I'd love to see a comprehensive database of donor-politician relationships along with causes they've championed and bills introduced/voted on. In lieu of the "approval graphs" shown by TV stations during debates, it would be more productive to show their existing voting patterns and who has supported them.
Really cool! In addition to the comments others are making, I would recommend making the intensity of the base blue and red colors match. The democrats look more intense than the republicans just because of the color choice when given how interlocked they are, I assume the average blues are probably about the same as the average red. (Also a legend would help.)
It looks like the Democrats are coming together on their votes, and Republicans differences are widening. It does make sense, as the fiscal conservatives and social conservatives really are different breeds.
The data is actually from GovTrack.us, which I suspect is also where DW-NOMINATE gets it. My script for querying GovTrack is on Github: https://github.com/DavidChouinard/congressviz
It would be helpful to see an animation to clarify this, but it's interesting to quantify how increasingly polarized this has become, starting in the early '90s.

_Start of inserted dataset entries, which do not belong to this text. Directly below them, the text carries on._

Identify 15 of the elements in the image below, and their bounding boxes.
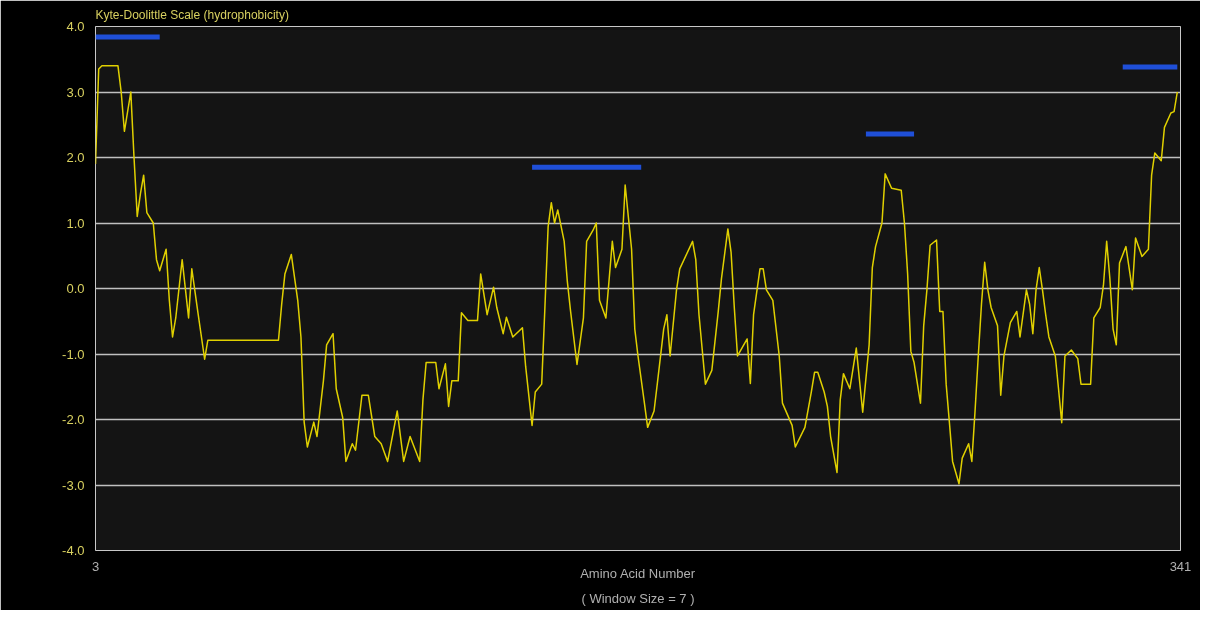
y-tick-label: -1.0	[62, 346, 85, 362]
y-tick-label: -2.0	[62, 412, 85, 427]
x-tick-label: 3	[91, 558, 100, 574]
y-tick-label: 2.0	[66, 150, 85, 165]
y-tick-label: 3.0	[66, 84, 85, 100]
y-tick-label: 1.0	[66, 215, 85, 231]
text: ( Window Size = 7 )	[581, 590, 695, 606]
x-axis-title: Amino Acid Number	[580, 565, 696, 581]
y-tick-label: 0.0	[66, 281, 85, 296]
y-tick-label: 4.0	[66, 19, 85, 34]
y-tick-label: -4.0	[62, 543, 85, 558]
chart-title: Kyte-Doolittle Scale (hydrophobicity)	[95, 7, 289, 22]
y-tick-label: -3.0	[62, 477, 85, 493]
x-tick-label: 341	[1169, 558, 1192, 574]
line-series	[95, 65, 1179, 485]
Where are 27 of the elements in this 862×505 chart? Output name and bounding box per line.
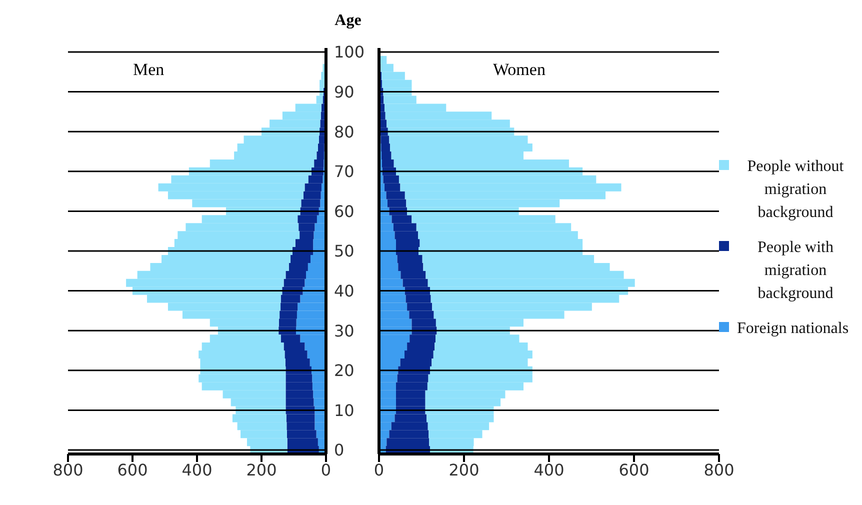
y-tick-label: 80	[334, 122, 354, 142]
x-tick-label: 800	[704, 460, 734, 480]
x-tick-label: 400	[534, 460, 564, 480]
y-tick-label: 40	[334, 281, 354, 300]
legend-label: Foreign nationals	[737, 318, 849, 338]
x-tick-label: 800	[52, 460, 84, 480]
y-tick-label: 60	[334, 202, 354, 221]
y-tick-label: 30	[334, 321, 354, 340]
x-tick-label: 600	[117, 460, 148, 480]
x-tick-label: 0	[320, 460, 332, 480]
text: Men	[133, 60, 164, 80]
x-tick-label: 400	[182, 460, 212, 480]
y-tick-label: 70	[334, 162, 354, 182]
y-tick-label: 0	[334, 440, 344, 460]
y-tick-label: 100	[334, 42, 365, 62]
x-tick-label: 200	[246, 460, 277, 480]
y-tick-label: 90	[334, 82, 354, 102]
legend-label: People without migration background	[746, 156, 845, 222]
x-tick-label: 200	[448, 460, 480, 480]
x-tick-label: 0	[374, 460, 384, 480]
y-tick-label: 20	[334, 361, 354, 380]
y-tick-label: 50	[334, 242, 354, 261]
y-tick-label: 10	[334, 400, 354, 420]
y-axis-title: Age	[334, 12, 362, 30]
text: Women	[493, 60, 546, 80]
legend-label: People with migration background	[756, 238, 834, 304]
x-tick-label: 600	[618, 460, 650, 480]
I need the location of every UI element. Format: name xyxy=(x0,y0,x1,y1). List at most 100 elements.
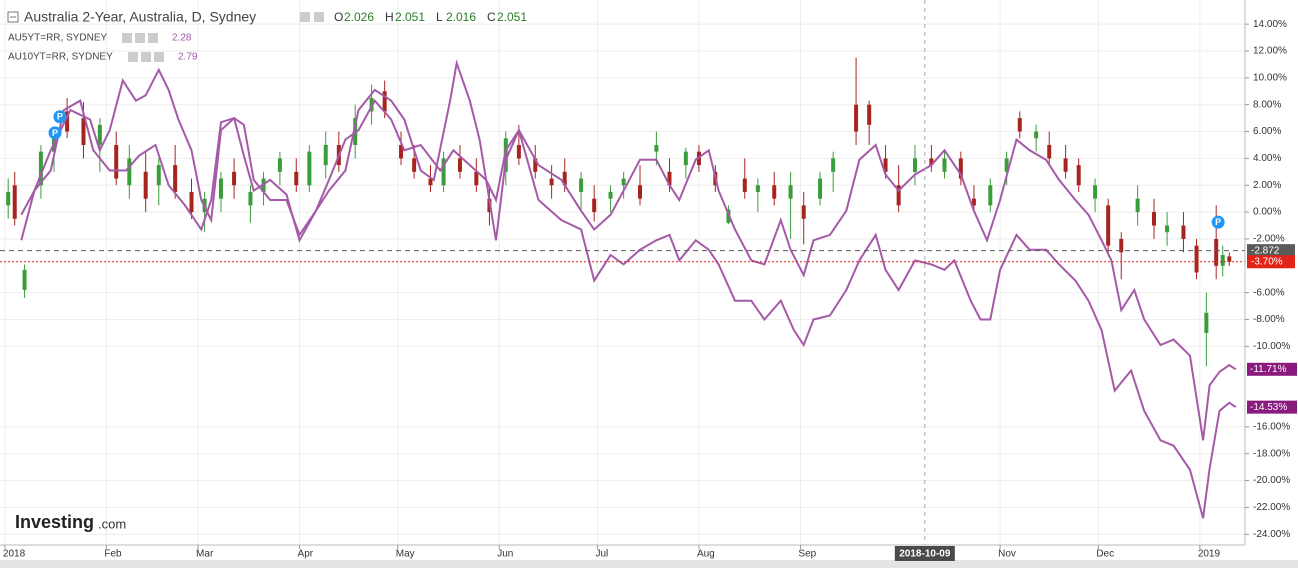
candle-body xyxy=(6,191,11,206)
legend-icon xyxy=(154,52,164,62)
legend-icon xyxy=(148,33,158,43)
candle-body xyxy=(1119,238,1124,253)
candle-body xyxy=(277,158,282,172)
ohlc-key: H xyxy=(385,10,394,24)
candle-body xyxy=(1004,158,1009,172)
last-value-box xyxy=(1247,362,1297,376)
candle-body xyxy=(428,178,433,186)
x-tick-label: 2019 xyxy=(1198,549,1221,560)
candle-body xyxy=(654,144,659,152)
candle-body xyxy=(854,104,859,132)
y-tick-label: -16.00% xyxy=(1253,422,1290,433)
y-tick-label: -22.00% xyxy=(1253,502,1290,513)
candle-body xyxy=(788,185,793,199)
candle-body xyxy=(457,158,462,172)
candle-body xyxy=(592,198,597,213)
legend-name: AU5YT=RR, SYDNEY xyxy=(8,33,108,44)
y-tick-label: 0.00% xyxy=(1253,207,1281,218)
x-tick-label: Aug xyxy=(697,549,715,560)
x-tick-label: Apr xyxy=(298,549,314,560)
candle-body xyxy=(755,185,760,192)
legend-icon xyxy=(135,33,145,43)
candle-body xyxy=(218,178,223,199)
candle-body xyxy=(114,144,119,179)
y-tick-label: -8.00% xyxy=(1253,314,1285,325)
settings-icon[interactable] xyxy=(300,12,310,22)
ohlc-key: O xyxy=(334,10,343,24)
x-tick-label: Sep xyxy=(798,549,816,560)
candle-body xyxy=(38,151,43,186)
y-tick-label: 2.00% xyxy=(1253,180,1281,191)
candle-body xyxy=(1214,238,1219,266)
candle-body xyxy=(971,198,976,206)
candle-body xyxy=(156,165,161,186)
candle-body xyxy=(399,144,404,159)
series-line xyxy=(20,59,1237,519)
candle-body xyxy=(1063,158,1068,172)
y-tick-label: -6.00% xyxy=(1253,287,1285,298)
candle-body xyxy=(1194,245,1199,273)
candle-body xyxy=(516,144,521,159)
crosshair-label: 2018-10-09 xyxy=(899,549,951,560)
candle-body xyxy=(1227,256,1232,262)
candle-body xyxy=(913,158,918,172)
y-tick-label: -10.00% xyxy=(1253,341,1290,352)
candle-body xyxy=(667,171,672,186)
candle-body xyxy=(323,144,328,166)
candle-body xyxy=(772,185,777,199)
legend-icon xyxy=(128,52,138,62)
y-tick-label: 8.00% xyxy=(1253,99,1281,110)
candle-body xyxy=(988,185,993,206)
candle-body xyxy=(608,191,613,199)
y-tick-label: -2.00% xyxy=(1253,234,1285,245)
candle-body xyxy=(382,91,387,112)
candle-body xyxy=(1220,255,1225,266)
y-tick-label: -24.00% xyxy=(1253,529,1290,540)
y-tick-label: -20.00% xyxy=(1253,475,1290,486)
candle-body xyxy=(22,269,27,290)
last-value-label: -14.53% xyxy=(1250,402,1287,413)
candle-body xyxy=(81,118,86,145)
candle-body xyxy=(1034,131,1039,139)
x-tick-label: 2018 xyxy=(3,549,26,560)
ohlc-value: 2.051 xyxy=(395,10,425,24)
ohlc-value: 2.026 xyxy=(344,10,374,24)
candle-body xyxy=(1204,312,1209,333)
x-tick-label: Dec xyxy=(1096,549,1114,560)
collapse-icon[interactable] xyxy=(7,11,19,23)
axes: 14.00% 12.00% 10.00% 8.00% 6.00% 4.00% 2.00% 0.… xyxy=(3,19,1297,561)
x-tick-label: May xyxy=(396,549,415,560)
close-icon[interactable] xyxy=(314,12,324,22)
candle-body xyxy=(1017,118,1022,132)
candle-body xyxy=(896,185,901,206)
candle-body xyxy=(189,191,194,213)
legend-icon xyxy=(122,33,132,43)
x-tick-label: Jun xyxy=(497,549,513,560)
candle-body xyxy=(831,158,836,172)
event-marker-label: P xyxy=(1215,217,1221,227)
candle-body xyxy=(562,171,567,186)
x-tick-label: Jul xyxy=(595,549,608,560)
candle-body xyxy=(127,158,132,186)
candle-body xyxy=(307,151,312,186)
chart-title: Australia 2-Year, Australia, D, Sydney xyxy=(24,9,256,25)
candle-body xyxy=(1047,144,1052,159)
y-tick-label: 6.00% xyxy=(1253,126,1281,137)
ohlc-value: 2.051 xyxy=(497,10,527,24)
legend-value: 2.79 xyxy=(178,52,198,63)
header: Australia 2-Year, Australia, D, Sydney O… xyxy=(7,9,527,63)
y-tick-label: 14.00% xyxy=(1253,19,1287,30)
candle-body xyxy=(1093,185,1098,199)
ohlc: O 2.026 H 2.051 L 2.016 C 2.051 xyxy=(334,10,527,24)
candle-body xyxy=(683,151,688,166)
candle-body xyxy=(1076,165,1081,186)
y-tick-label: 12.00% xyxy=(1253,46,1287,57)
grid xyxy=(0,0,1245,545)
candle-body xyxy=(883,158,888,172)
candle-body xyxy=(818,178,823,199)
candle-body xyxy=(867,104,872,125)
y-tick-label: -18.00% xyxy=(1253,448,1290,459)
event-marker xyxy=(48,126,62,140)
candle-body xyxy=(97,124,102,145)
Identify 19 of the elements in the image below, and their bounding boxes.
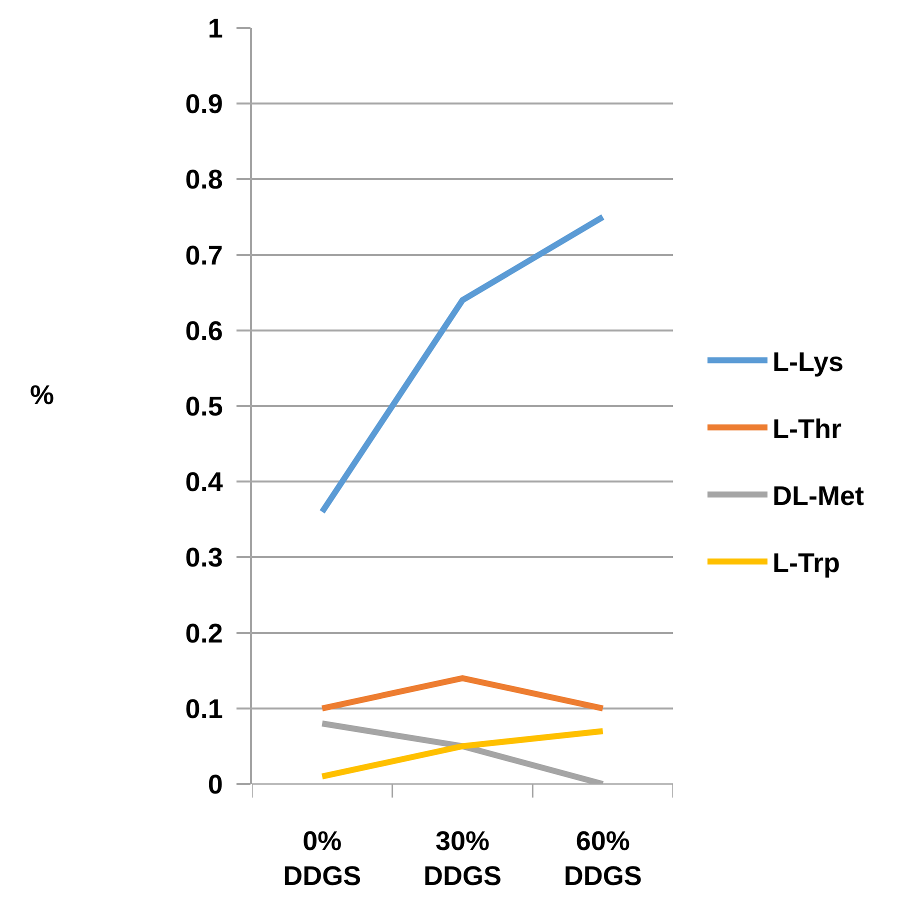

I've definitely considered that, but it's computationally difficult to make it in the browser. This animated gif is as close as it comes: http://i.minus.com/ibi7p66VbETpnU.gif
1) How are abstentions counted? Does a senator that abstains more get pushed out towards the edge for having less connections in general?
2) If a party member votes 100% along the party line, then they will be towards the center of the blob. If a party member is less partisan in the fashion of voting WITH bipartisan consensus then that person is gets put in the center. If a party member is less partisan in the fashion of voting AGAINST bipartisan consensus then they would be on the edge far from the center.
My data source (GovTrack) only has vote count, but not roll calls, before the 101th Congress. It might be possible to get data before that, but I suspect it's quite hard.
I am assuming that the more clustered the circles are, the more like minded the party is? Each line represents a vote. So, a thick line between 2 congressman represents more general agreement, and thinner line means they agree only on a few things. Also, the position of the circles to the left or the right represents the extent of their political leaning, based on their votes.
Above are just informed guesses. A key really would be nice.
@DavidChoinard can you give us a key?